(1945- ) UK rockclimber and writer who began to publish work of genre interest with "Marina" as by John Harrison for Science Fantasy #81 in February 1966, though it was the sister journal New Worlds – where his sf debut was "Baa Baa Blocksheep" in November 1968 – with which he soon became closely identified. He wrote stories for the Jerry Cornelius Shared World created by Michael Moorcock, and – usually as Joyce Churchill – contributed book reviews to the journal; for a time he also served as its literary editor. Some of his work has been sf, but he has written relatively little in that genre since the 1970s, though Signs of Life (1996) has an sf premise.

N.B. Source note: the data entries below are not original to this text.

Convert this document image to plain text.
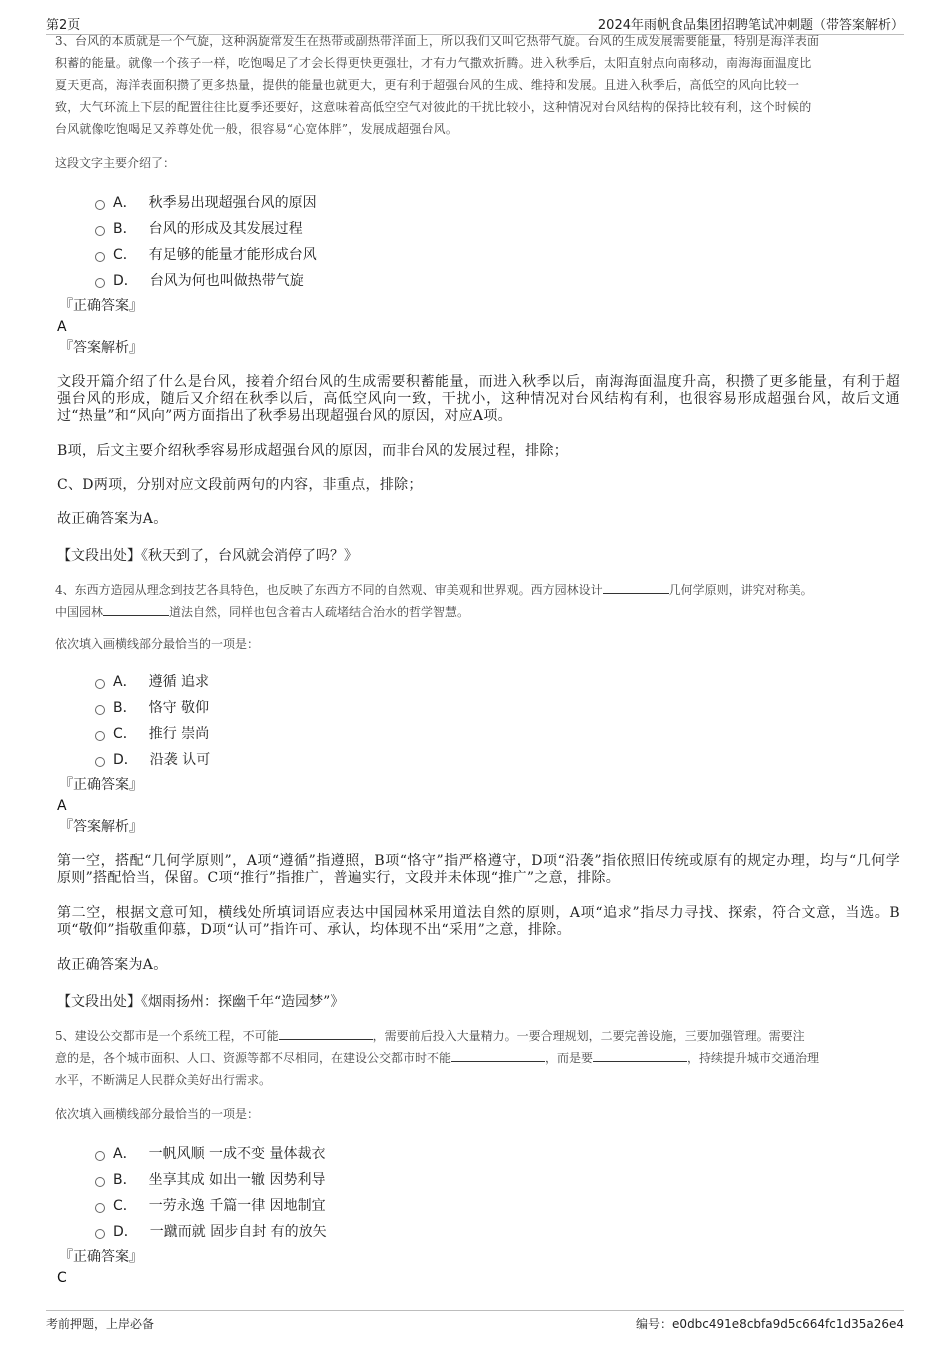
第2页	2024年雨帆食品集团招聘笔试冲刺题（带答案解析）

3、台风的本质就是一个气旋，这种涡旋常发生在热带或副热带洋面上，所以我们又叫它热带气旋。台风的生成发展需要能量，特别是海洋表面

积蓄的能量。就像一个孩子一样，吃饱喝足了才会长得更快更强壮，才有力气撒欢折腾。进入秋季后，太阳直射点向南移动，南海海面温度比

夏天更高，海洋表面积攒了更多热量，提供的能量也就更大，更有利于超强台风的生成、维持和发展。且进入秋季后，高低空的风向比较一

致，大气环流上下层的配置往往比夏季还要好，这意味着高低空空气对彼此的干扰比较小，这种情况对台风结构的保持比较有利，这个时候的

台风就像吃饱喝足又养尊处优一般，很容易“心宽体胖”，发展成超强台风。

这段文字主要介绍了：

A． 秋季易出现超强台风的原因
B． 台风的形成及其发展过程
C． 有足够的能量才能形成台风
D． 台风为何也叫做热带气旋

『正确答案』

A

『答案解析』

文段开篇介绍了什么是台风，接着介绍台风的生成需要积蓄能量，而进入秋季以后，南海海面温度升高，积攒了更多能量，有利于超强台风的形成，随后又介绍在秋季以后，高低空风向一致，干扰小，这种情况对台风结构有利，也很容易形成超强台风，故后文通过“热量”和“风向”两方面指出了秋季易出现超强台风的原因，对应A项。

B项，后文主要介绍秋季容易形成超强台风的原因，而非台风的发展过程，排除；

C、D两项，分别对应文段前两句的内容，非重点，排除；

故正确答案为A。

【文段出处】《秋天到了，台风就会消停了吗？》

4、东西方造园从理念到技艺各具特色，也反映了东西方不同的自然观、审美观和世界观。西方园林设计	几何学原则，讲究对称美。
中国园林	道法自然，同样也包含着古人疏堵结合治水的哲学智慧。

依次填入画横线部分最恰当的一项是：

A． 遵循 追求
B． 恪守 敬仰
C． 推行 崇尚
D． 沿袭 认可

『正确答案』

A

『答案解析』

第一空，搭配“几何学原则”，A项“遵循”指遵照，B项“恪守”指严格遵守，D项“沿袭”指依照旧传统或原有的规定办理，均与“几何学原则”搭配恰当，保留。C项“推行”指推广，普遍实行，文段并未体现“推广”之意，排除。

第二空，根据文意可知，横线处所填词语应表达中国园林采用道法自然的原则，A项“追求”指尽力寻找、探索，符合文意，当选。B项“敬仰”指敬重仰慕，D项“认可”指许可、承认，均体现不出“采用”之意，排除。

故正确答案为A。

【文段出处】《烟雨扬州：探幽千年“造园梦”》

5、建设公交都市是一个系统工程，不可能	，需要前后投入大量精力。一要合理规划，二要完善设施，三要加强管理。需要注
意的是，各个城市面积、人口、资源等都不尽相同，在建设公交都市时不能	，而是要	，持续提升城市交通治理
水平，不断满足人民群众美好出行需求。

依次填入画横线部分最恰当的一项是：

A． 一帆风顺 一成不变 量体裁衣
B． 坐享其成 如出一辙 因势利导
C． 一劳永逸 千篇一律 因地制宜
D． 一蹴而就 固步自封 有的放矢

『正确答案』

C

考前押题，上岸必备	编号：e0dbc491e8cbfa9d5c664fc1d35a26e4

The central argument of MJH's fantasy can be reduced to some fairly simple propositions: that the worlds of Fantasy are a distortion and denial of Reality; and that those who inhabit or imagine those worlds (MJH is increasingly disinclined to differentiate between fictional inhabitants of fantasy worlds and readers of fantasy texts) are themselves creatures whose grasp on reality is dreadfully frail. If they suffer some form of Amnesia – many behave as though they do – their affliction may be defined not as a failure to remember who they were, but as a failure to remember – or to see – where they are. Most of MJH's characters are, consequently, locked to the useless past; and are incapable of making any move into the world. Escapism is, for MJH, Bondage.

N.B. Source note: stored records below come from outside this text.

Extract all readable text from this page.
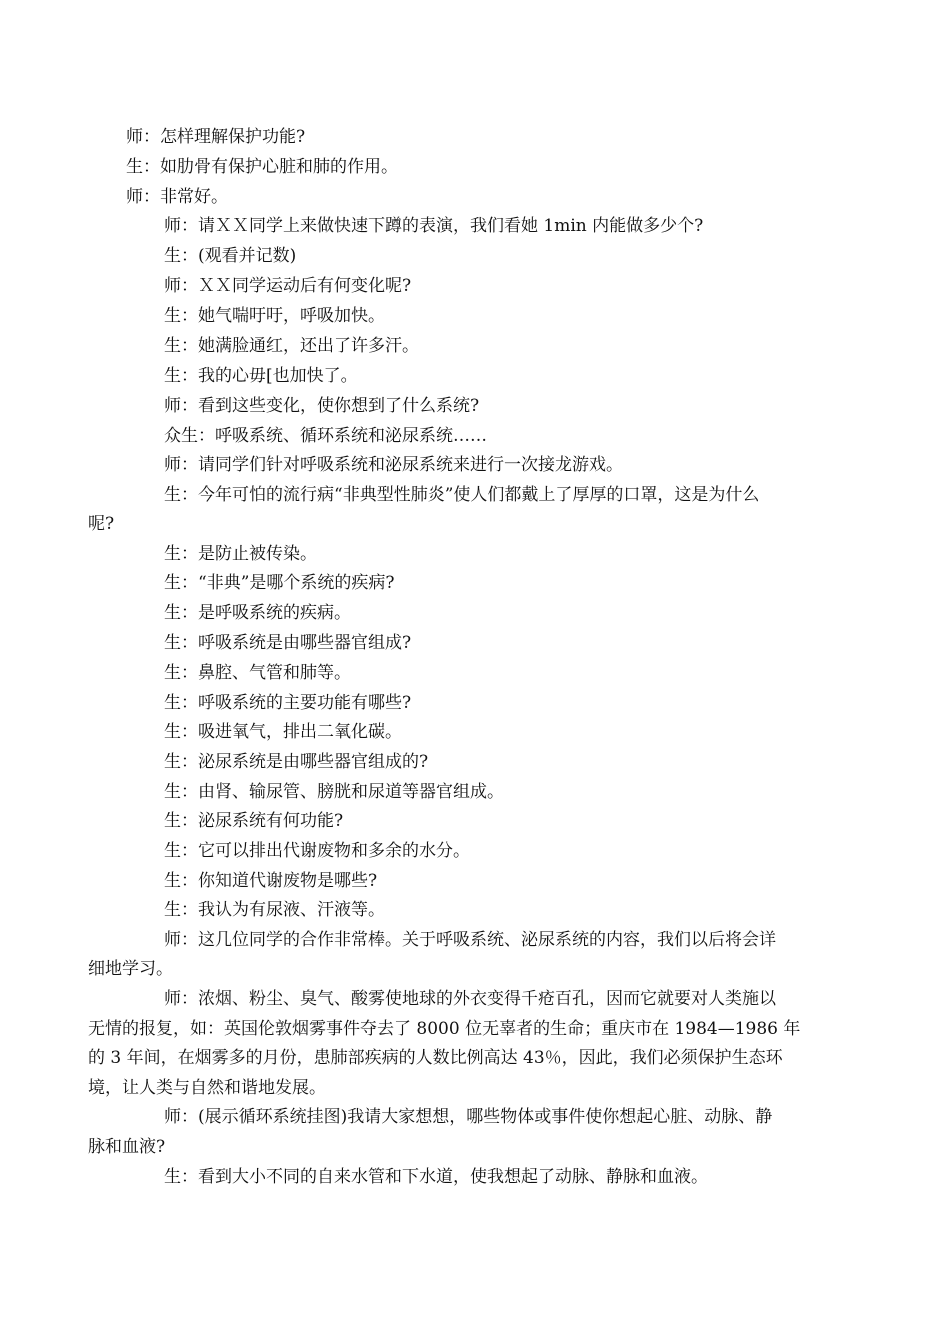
师：怎样理解保护功能?
生：如肋骨有保护心脏和肺的作用。
师：非常好。
师：请ＸＸ同学上来做快速下蹲的表演，我们看她 1min 内能做多少个?
生：(观看并记数)
师：ＸＸ同学运动后有何变化呢?
生：她气喘吁吁，呼吸加快。
生：她满脸通红，还出了许多汗。
生：我的心毋[也加快了。
师：看到这些变化，使你想到了什么系统?
众生：呼吸系统、循环系统和泌尿系统……
师：请同学们针对呼吸系统和泌尿系统来进行一次接龙游戏。
生：今年可怕的流行病“非典型性肺炎”使人们都戴上了厚厚的口罩，这是为什么
呢?
生：是防止被传染。
生：“非典”是哪个系统的疾病?
生：是呼吸系统的疾病。
生：呼吸系统是由哪些器官组成?
生：鼻腔、气管和肺等。
生：呼吸系统的主要功能有哪些?
生：吸进氧气，排出二氧化碳。
生：泌尿系统是由哪些器官组成的?
生：由肾、输尿管、膀胱和尿道等器官组成。
生：泌尿系统有何功能?
生：它可以排出代谢废物和多余的水分。
生：你知道代谢废物是哪些?
生：我认为有尿液、汗液等。
师：这几位同学的合作非常棒。关于呼吸系统、泌尿系统的内容，我们以后将会详
细地学习。
师：浓烟、粉尘、臭气、酸雾使地球的外衣变得千疮百孔，因而它就要对人类施以
无情的报复，如：英国伦敦烟雾事件夺去了 8000 位无辜者的生命；重庆市在 1984—1986 年
的 3 年间，在烟雾多的月份，患肺部疾病的人数比例高达 43％，因此，我们必须保护生态环
境，让人类与自然和谐地发展。
师：(展示循环系统挂图)我请大家想想，哪些物体或事件使你想起心脏、动脉、静
脉和血液?
生：看到大小不同的自来水管和下水道，使我想起了动脉、静脉和血液。
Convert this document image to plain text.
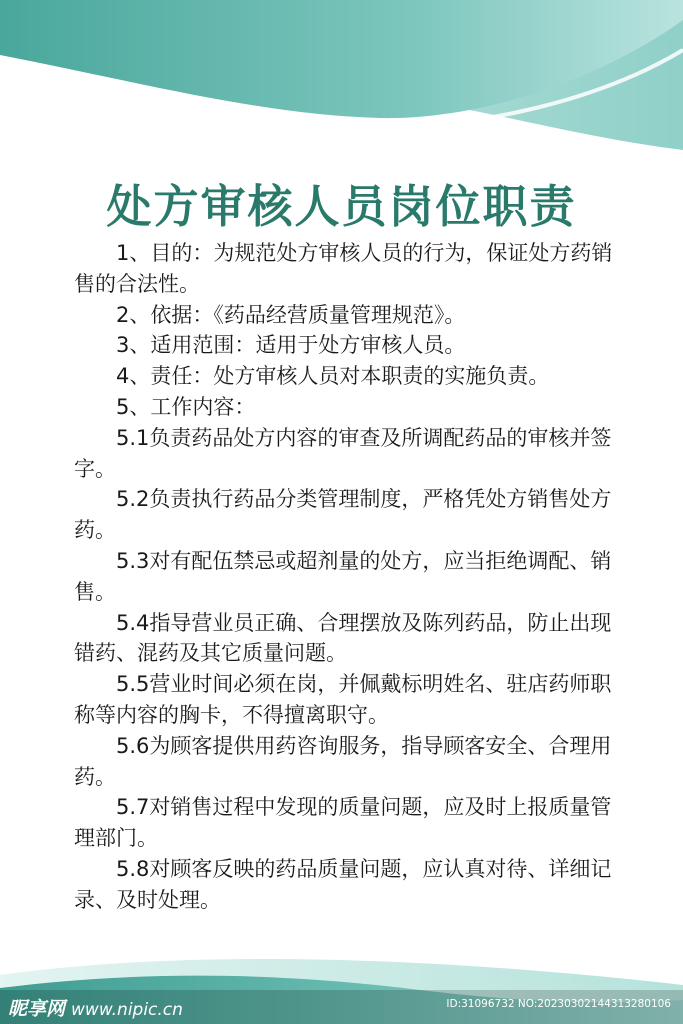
处方审核人员岗位职责

1、目的：为规范处方审核人员的行为，保证处方药销售的合法性。

2、依据：《药品经营质量管理规范》。

3、适用范围：适用于处方审核人员。

4、责任：处方审核人员对本职责的实施负责。

5、工作内容：

5.1负责药品处方内容的审查及所调配药品的审核并签字。

5.2负责执行药品分类管理制度，严格凭处方销售处方药。

5.3对有配伍禁忌或超剂量的处方，应当拒绝调配、销售。

5.4指导营业员正确、合理摆放及陈列药品，防止出现错药、混药及其它质量问题。

5.5营业时间必须在岗，并佩戴标明姓名、驻店药师职称等内容的胸卡，不得擅离职守。

5.6为顾客提供用药咨询服务，指导顾客安全、合理用药。

5.7对销售过程中发现的质量问题，应及时上报质量管理部门。

5.8对顾客反映的药品质量问题，应认真对待、详细记录、及时处理。

昵享网 www.nipic.cn	ID:31096732 NO:20230302144313280106
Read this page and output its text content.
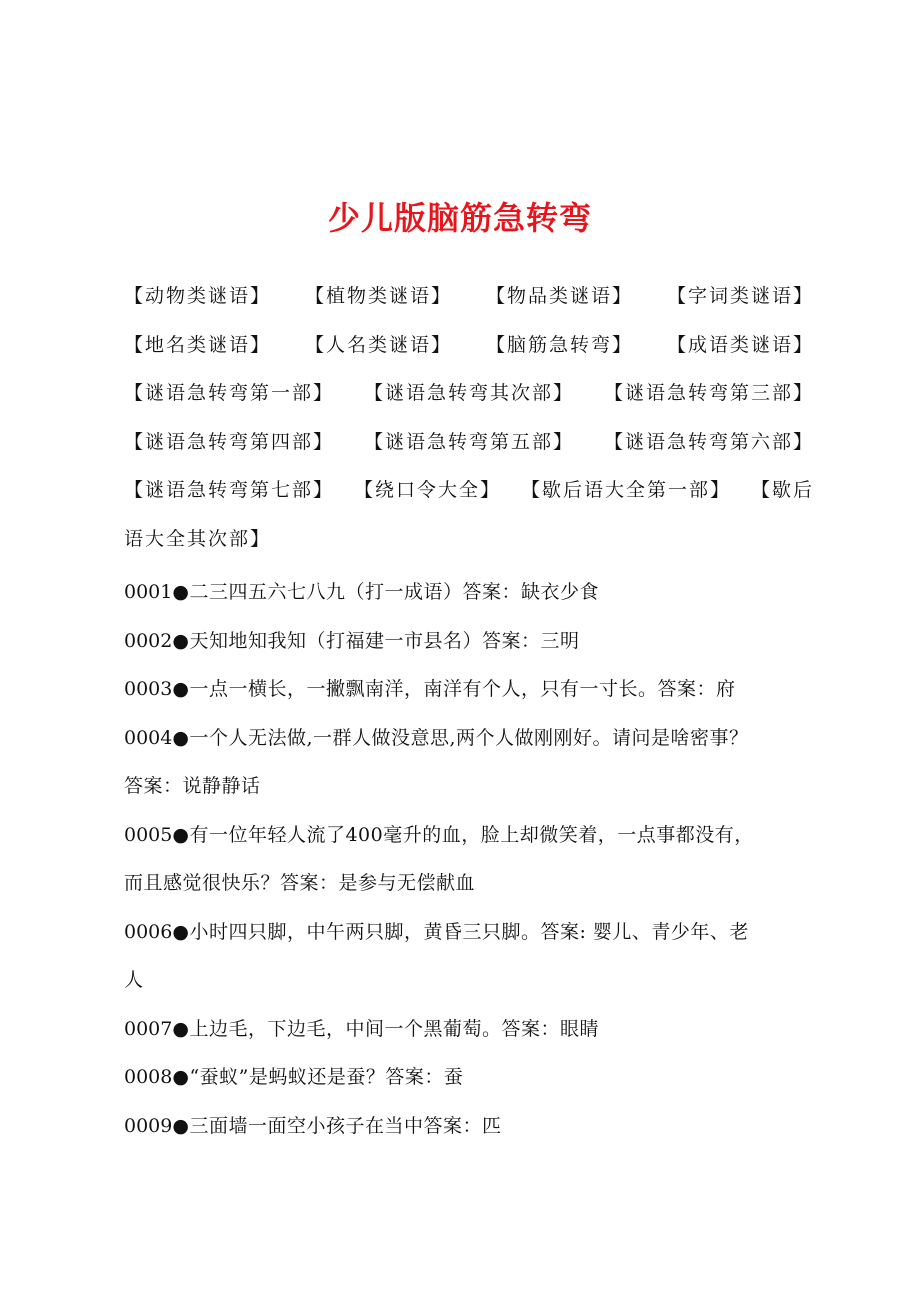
少儿版脑筋急转弯
【动物类谜语】 【植物类谜语】 【物品类谜语】 【字词类谜语】
【地名类谜语】 【人名类谜语】 【脑筋急转弯】 【成语类谜语】
【谜语急转弯第一部】 【谜语急转弯其次部】 【谜语急转弯第三部】
【谜语急转弯第四部】 【谜语急转弯第五部】 【谜语急转弯第六部】
【谜语急转弯第七部】 【绕口令大全】 【歇后语大全第一部】 【歇后
语大全其次部】
0001●二三四五六七八九（打一成语）答案：缺衣少食
0002●天知地知我知（打福建一市县名）答案：三明
0003●一点一横长，一撇飘南洋，南洋有个人，只有一寸长。答案：府
0004●一个人无法做,一群人做没意思,两个人做刚刚好。请问是啥密事？
答案：说静静话
0005●有一位年轻人流了400毫升的血，脸上却微笑着，一点事都没有，
而且感觉很快乐？答案：是参与无偿献血
0006●小时四只脚，中午两只脚，黄昏三只脚。答案: 婴儿、青少年、老
人
0007●上边毛，下边毛，中间一个黑葡萄。答案：眼睛
0008●“蚕蚁”是蚂蚁还是蚕？答案：蚕
0009●三面墙一面空小孩子在当中答案：匹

In retrospect, these propositions seem built into the Viriconium sequence from its very beginning, though MJH has revised some of the tales, and the inevitability of the movement of the sequence, from Secondary World to the salutary mundanity of this world, is in part an artifact of hindsight. The sequence comprises The Pastel City (1971), A Storm of Wings (1980 US) and In Viriconium (1982; vt The Floating Gods 1983 US), plus Viriconium Nights (coll 1984 US; very much rev 1985 UK). The latter's revision is radical; one story from the new version later appeared as The Luck in the Head (1983 Interzone; graph with rev text 1991 illus Ian Miller).

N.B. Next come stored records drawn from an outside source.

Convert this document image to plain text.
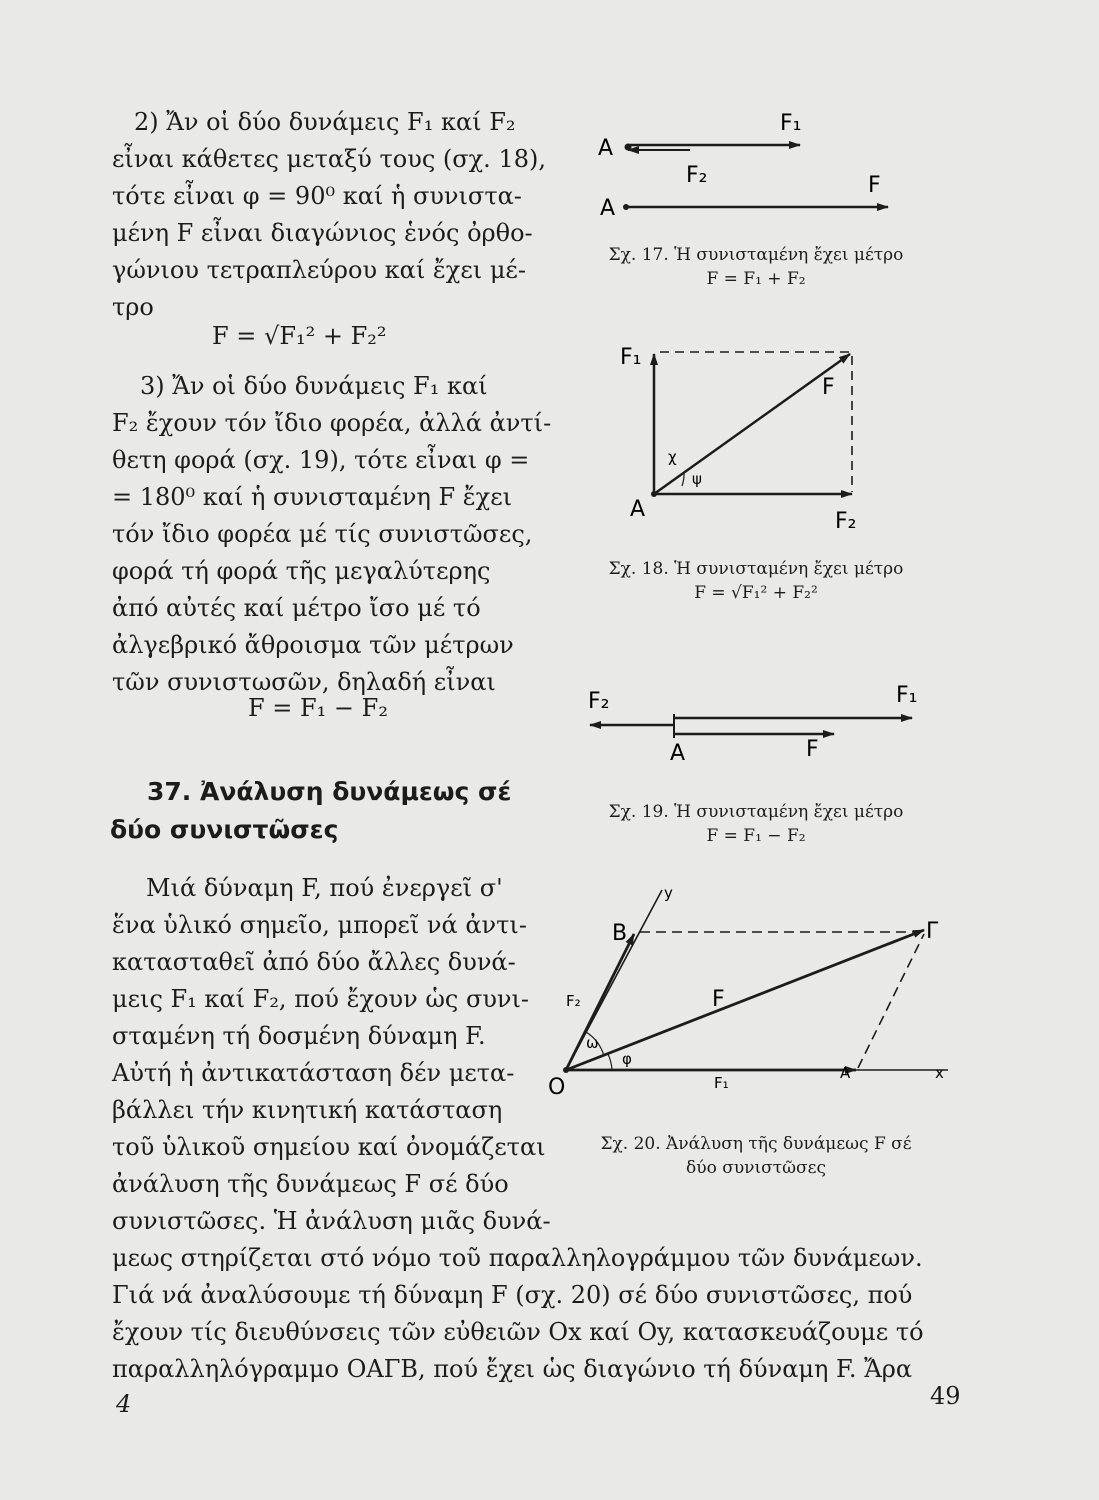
2) Ἄν οἱ δύο δυνάμεις F₁ καί F₂
εἶναι κάθετες μεταξύ τους (σχ. 18),
τότε εἶναι φ = 90⁰ καί ἡ συνιστα-
μένη F εἶναι διαγώνιος ἑνός ὀρθο-
γώνιου τετραπλεύρου καί ἔχει μέ-
τρο
F = √F₁² + F₂²
3) Ἄν οἱ δύο δυνάμεις F₁ καί
F₂ ἔχουν τόν ἴδιο φορέα, ἀλλά ἀντί-
θετη φορά (σχ. 19), τότε εἶναι φ =
= 180⁰ καί ἡ συνισταμένη F ἔχει
τόν ἴδιο φορέα μέ τίς συνιστῶσες,
φορά τή φορά τῆς μεγαλύτερης
ἀπό αὐτές καί μέτρο ἴσο μέ τό
ἀλγεβρικό ἄθροισμα τῶν μέτρων
τῶν συνιστωσῶν, δηλαδή εἶναι
F = F₁ − F₂
37. Ἀνάλυση δυνάμεως σέ
δύο συνιστῶσες
Μιά δύναμη F, πού ἐνεργεῖ σ'
ἕνα ὑλικό σημεῖο, μπορεῖ νά ἀντι-
κατασταθεῖ ἀπό δύο ἄλλες δυνά-
μεις F₁ καί F₂, πού ἔχουν ὡς συνι-
σταμένη τή δοσμένη δύναμη F.
Αὐτή ἡ ἀντικατάσταση δέν μετα-
βάλλει τήν κινητική κατάσταση
τοῦ ὑλικοῦ σημείου καί ὀνομάζεται
ἀνάλυση τῆς δυνάμεως F σέ δύο
συνιστῶσες. Ἡ ἀνάλυση μιᾶς δυνά-
μεως στηρίζεται στό νόμο τοῦ παραλληλογράμμου τῶν δυνάμεων.
Γιά νά ἀναλύσουμε τή δύναμη F (σχ. 20) σέ δύο συνιστῶσες, πού
ἔχουν τίς διευθύνσεις τῶν εὐθειῶν Ox καί Oy, κατασκευάζουμε τό
παραλληλόγραμμο ΟΑΓΒ, πού ἔχει ὡς διαγώνιο τή δύναμη F. Ἄρα
A
F₁
F₂
A
F
F₁
F
A	F₂
χ
ψ
F₂	F₁
A	F
y
B	Γ
F₂	F
ω
φ
F₁
A	x
O
Σχ. 17. Ἡ συνισταμένη ἔχει μέτρο
F = F₁ + F₂
Σχ. 18. Ἡ συνισταμένη ἔχει μέτρο
F = √F₁² + F₂²
Σχ. 19. Ἡ συνισταμένη ἔχει μέτρο
F = F₁ − F₂
Σχ. 20. Ἀνάλυση τῆς δυνάμεως F σέ
δύο συνιστῶσες
4	49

The Pastel City is set in a fairly conventional Dying-Earth venue. Viriconium, the City of the title, lies at the heart of a world littered midden-like with the detritus of aeons; it is ruled by a queen, surrounded by enemies, and defended by Lord tegeus-Cromis, who is (like most of MJH's protagonists) a Knight of the Doleful Countenance: his weapons fail to be Magic and he ultimately turns his back on the war. A Storm of Wings is a kind of visual pun on the first book, repeating the basic story but this time in Crosshatch terms, with the giant insectile invaders' Perception of the world literally vying with humans' perception of the same terrain. In Viriconium completes the process; through a Parody of Arthurian motifs like that of the Fisher King and the Waste Land, it conveys a sense of the uselessness of Story or Underlier when the Land itself is a phantasm, otiose and paralysed with entropy. But here – unlike the ultimate refusal of Despite which redeems the land in Stephen R Donaldson's first Chronicles of Thomas Covenant the Unbeliever (1977) – the proper response is, precisely, a kind of Despite. Unless Viriconium is refused, the souls who manufacture it out of their own refusal to see the true world have no hope. At the end, marking some kind of exit from dolour, the painter Audsley King abandons his Fisher-King-like pose and begins to paint that real world, which is ours. The tales in the revised version of Viriconium Nights continue the movement away from fantasy; in the last of them, "A Young Man's Journey to Viriconium", nothing remains of Viriconium in this world but accidents of perception.
MJH's only other fantasy novel – Climbers (1989) is set entirely in the contemporary UK – is The Course of the Heart (1992), which may be his finest single title. The relationship between this world and an imagined (or real) other one here becomes more complex. Between this world and the "Pleroma" – which the protagonists have gained sight of during a disastrous college Ritual under the guidance of a fake Magus – lies an Imaginary Land created by two of those protagonists, and through which they construct a precariously meaningful shape to their lives. The third protagonist – another Knight of the Doleful Countenance – fails to grasp that meaning, and his life turns into a profoundly depressing cul-de-sac. The stories assembled in The Ice Monkey and Other Stories (coll 1983) variously gnaw at similar failures (and very occasional, very partial successes) in the task of living real lives.
In his 1990s work MJH shows some signs of not punishing his protagonists for their attempts to make sense of things. If this pattern evolves, both MJH and his protagonists will have earned any dream to which they can hold. [JC]
other works (sf): The Committed Men (1971); The Centauri Device (1974 US); The Machine in Shaft Ten and Other Stories (coll 1975).